Edit to add: If you want to read an actually interesting study, try this one: https://arxiv.org/pdf/2305.09617.pdf from May 2023. “Med-PaLM 2 scored up to 86.5% on the MedQA dataset…We performed detailed human evaluations on long-form questions along multiple axes relevant to clinical applications. In pairwise comparative ranking of 1066 consumer medical questions, physicians preferred Med-PaLM 2 answers to those produced by physicians on eight of nine axes pertaining to clinical utility.” The average human score is about 60% for comparison. This is the domain specific LLM I mentioned above, which last month Microsoft got GPT-4 to beat just through better prompting strategies.
Ugh this article and study is annoying.
LLM are not even the right type of AI to try to do medical diagnosis with. Stop treating LLMs like they can fucking think and reason. They do not.
There literally are probably a dozen LLM models trained exclusively on or fined tuned on medical papers and other medical materials, specifically designed to do medical diagnosis.

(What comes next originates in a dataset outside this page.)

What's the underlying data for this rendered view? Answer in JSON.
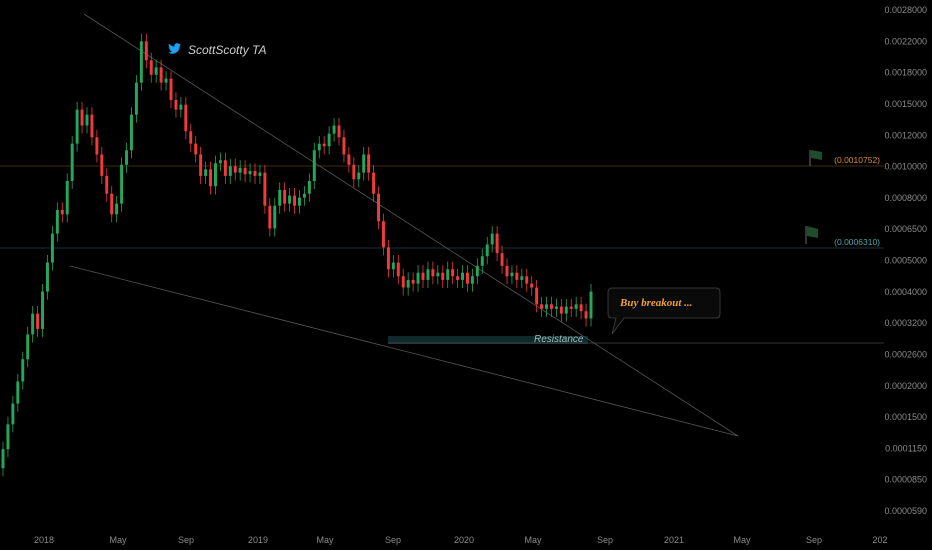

The already perform on pair or better than the average doctors in some tests. It’s already a thing. And they will get better. Will they replace doctors outright, probably not at least not for a while. But they certainly will be very helpful tools to help doctors make diagnosis and miss blind spots. I’d bet in 5-10 years it will be considered malpractice (i.e., below the standard of care) not to consult with a specialized LLM when making certain diagnosis.
On the other hand, you make a very compelling argument of “nuh uh” so I guess I should take that into account.